Cleary and his halves partner James Maloney had been in the firing line heading into the Tigers match following the Panthers disappointing start to the NRL season highlighted by their 32-2 loss to Melbourne in round three.
The Brydens Lawyers NSW Blues No.7 had been battling a groin problem which impacted on his kicking when Panthers Head of Performance Hayden Knowles – who is also the trainer for the Brydens Lawyers NSW Blues – stepped in to offer some much-needed advice.
Knowles told the 21-year-old to practice his kicking technique minus a boot and ball – a visualisation technique which Brydens Lawyers NSW Blues coach Brad Fittler is also a fan of – which paved the way for his heroics at the end of the match.
Cleary would go on to also kick a long-range field goal in golden point to seal a 9-8 win and ease some of the pressure on himself, Maloney and the Panthers.
“He was saying was that there was a time where Nathan hurt himself while he was kicking and he told him, instead of kicking just go around and kick without a ball.” Fittler told nswrl.com
“So, he just went around and started kicking without a ball.
“He’s one of those kids, he’s open to suggestions, trying things and he doesn’t judge them too quickly.
“It was amazing because last week he had a sore groin because he was kicking too much and then a week later, he kicks a goal that goes into extra time and kicks a field goal.”
Fittler credits Cleary’s open mindedness towards the visualisation technique to helping him nail the difficult conversion which the Panthers star later revealed he had dreamt about the night before the match.
“He just works hard Nathan, he leaves nothing to chance,” Fittler said.
“He’s open to ideas and new streams of learning.
“I’ve seen it so many times - a lot of people don’t get those kicks.
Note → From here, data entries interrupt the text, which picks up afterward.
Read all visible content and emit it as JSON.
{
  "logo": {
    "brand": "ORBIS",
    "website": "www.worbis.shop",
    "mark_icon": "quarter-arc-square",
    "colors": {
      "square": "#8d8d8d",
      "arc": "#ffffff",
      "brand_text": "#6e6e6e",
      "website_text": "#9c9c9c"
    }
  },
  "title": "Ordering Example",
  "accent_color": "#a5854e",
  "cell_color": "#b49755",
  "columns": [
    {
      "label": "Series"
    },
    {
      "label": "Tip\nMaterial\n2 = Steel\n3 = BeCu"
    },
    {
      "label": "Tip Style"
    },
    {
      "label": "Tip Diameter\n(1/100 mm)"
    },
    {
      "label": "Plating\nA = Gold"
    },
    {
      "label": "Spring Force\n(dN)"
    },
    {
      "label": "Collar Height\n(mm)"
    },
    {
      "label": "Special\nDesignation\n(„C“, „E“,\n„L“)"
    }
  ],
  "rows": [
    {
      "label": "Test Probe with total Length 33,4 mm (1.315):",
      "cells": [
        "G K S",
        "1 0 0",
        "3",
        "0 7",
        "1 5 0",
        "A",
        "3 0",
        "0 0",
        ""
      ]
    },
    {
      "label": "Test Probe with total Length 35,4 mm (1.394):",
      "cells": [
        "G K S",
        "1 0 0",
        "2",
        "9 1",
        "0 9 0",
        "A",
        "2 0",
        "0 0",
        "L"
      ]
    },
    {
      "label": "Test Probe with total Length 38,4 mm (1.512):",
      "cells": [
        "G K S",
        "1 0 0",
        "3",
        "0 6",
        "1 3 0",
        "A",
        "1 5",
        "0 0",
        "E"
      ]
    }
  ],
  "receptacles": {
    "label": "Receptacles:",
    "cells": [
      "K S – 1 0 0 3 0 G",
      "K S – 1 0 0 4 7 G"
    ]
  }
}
It was incredible.”
Bulldogs goalkicker Rhyse Martin didn’t enjoy the same outcome after his pressure-cooker conversion from the sideline that would have locked the scores up against Melbourne went horribly wide off the boot.
Martin’s 2018 conversion rate of 94.7% wasn’t reflected in that crucial moment, an error clearly affected by pressure and which denied the Bulldogs a chance to send the match into golden point.
“I watch Rhyse Martin, a lovely kid and really good player who kicks at one of the best conversion rates and you can just see how that’s his worst kick in the NRL and it came to that moment,” Fittler said.